The final nature of the deal and the payment plan will be worked out once the boards of HPCL and MRPL approve the proposal to merge.
The board of the two companies, majority-controlled by Oil and Natural Gas Corp, are set to meet in two months to consider the merger.
The HPCL-MRPL deal may put off the planned merger of ONGC Mangalore Petrochemicals Ltd (OMPL) with parent MRPL due to some tax benefit consideration, executives with knowledge of the matter said. OMPL is a 51:49 joint venture between MRPL and ONGC.
The plan of merging OMPL with MRPL has been approved by the boards of the three companies as well as the government, but may finally get shelved as the tax gain accompanying a merger is not available twice to a group in five years, and ONGC would want to claim the tax gain on a HPCL-MRPL deal rather than OMPL merger, executives said.
On Friday, the board of ONGC gave an in-principle approval for exploring options for restructuring of ONGC group companies. The restructuring proposal would be firmed up after factoring in the synergy of group companies, and MRPL’s obligation to meet the minimum public shareholding requirement, the company said in public filing.
ONGC owns 71.63%, and HPCL 16.96% in MRPL, with the balance 11.41% held by public. ONGC owns 51% in HPCL. MRPL has a market value of Rs 13,700 crore while HPCL is valued nearly thrice of that at Rs 39,600 crore.
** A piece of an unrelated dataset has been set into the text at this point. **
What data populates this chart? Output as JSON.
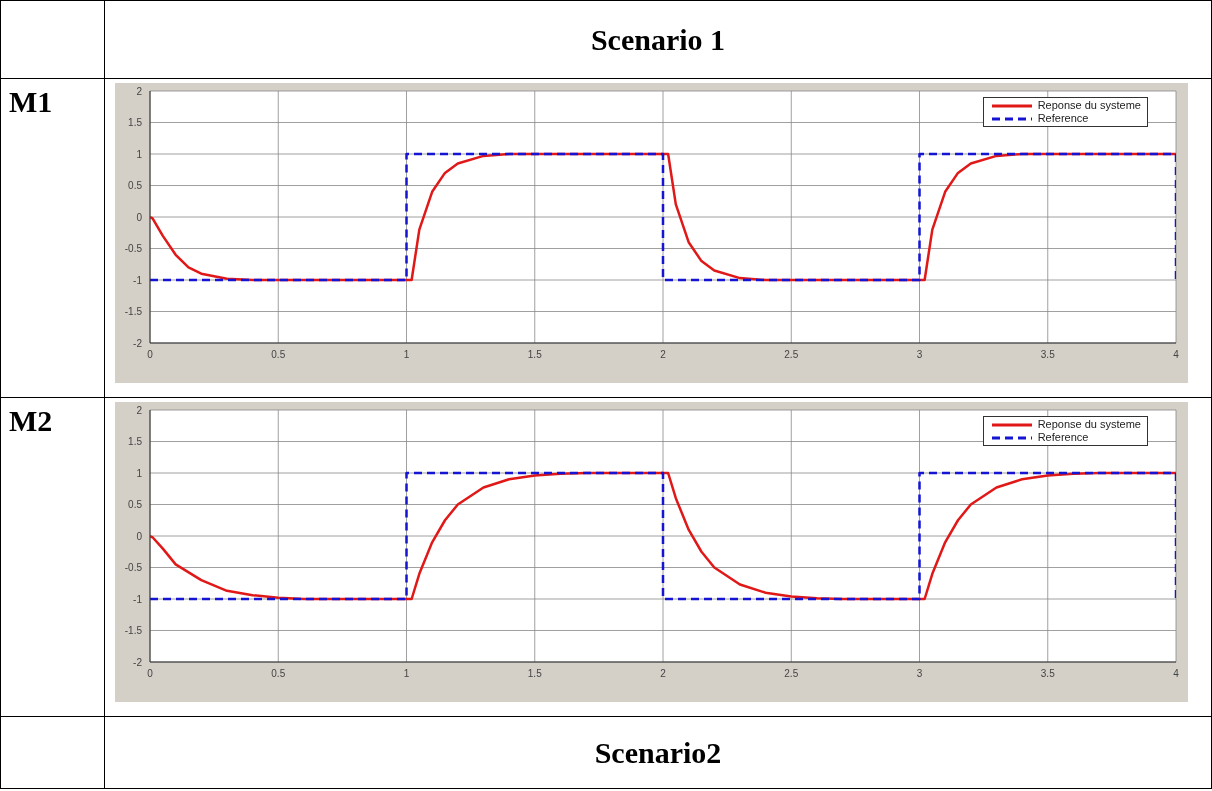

Both refiners have lost nearly 40% in six months as crude oil prices gave surged.
At current share prices, HPCL will need about Rs 11,500 crore to buy nearly 83% of MRPL that it doesn’t already own. The acquisition can be funded by new shares in HPCL, cash and oil bonds, in roughly equal proportion, executives said. HPCL owns oil bonds worth about Rs 5,000 crore, which were issued by the government a few years ago to compensate state fuel retailers for selling fuel below market rates.
The deal would have less role for cash since HPCL has limited cash reserve and a heavy capex programme lined up, an executive said. HPCL plans to invest Rs 96,000 crore in five years on expanding its refining and marketing capacity.
The steps of the deal and the funding plan haven’t been finalised yet although it’s almost certain that ONGC wouldn’t want just more of HPCL shares in the deal since it already owns majority in the company, executives said.
Getting the downstream business of MRPL and HPCL under one roof would trigger several operational advantages to the group, executives said. MRPL owns 15 million tonnes a year refinery in Mangalore while HPCL controls 27 million tonne of refining capacity spread across the country. While MRPL doesn’t have fuel retailing facility, HPCL operates a network of 15,000 filling stations and 5,000 cooking gas distributors. MRPL has petrochemical facilities while HPCL too has large petrochemicals plans.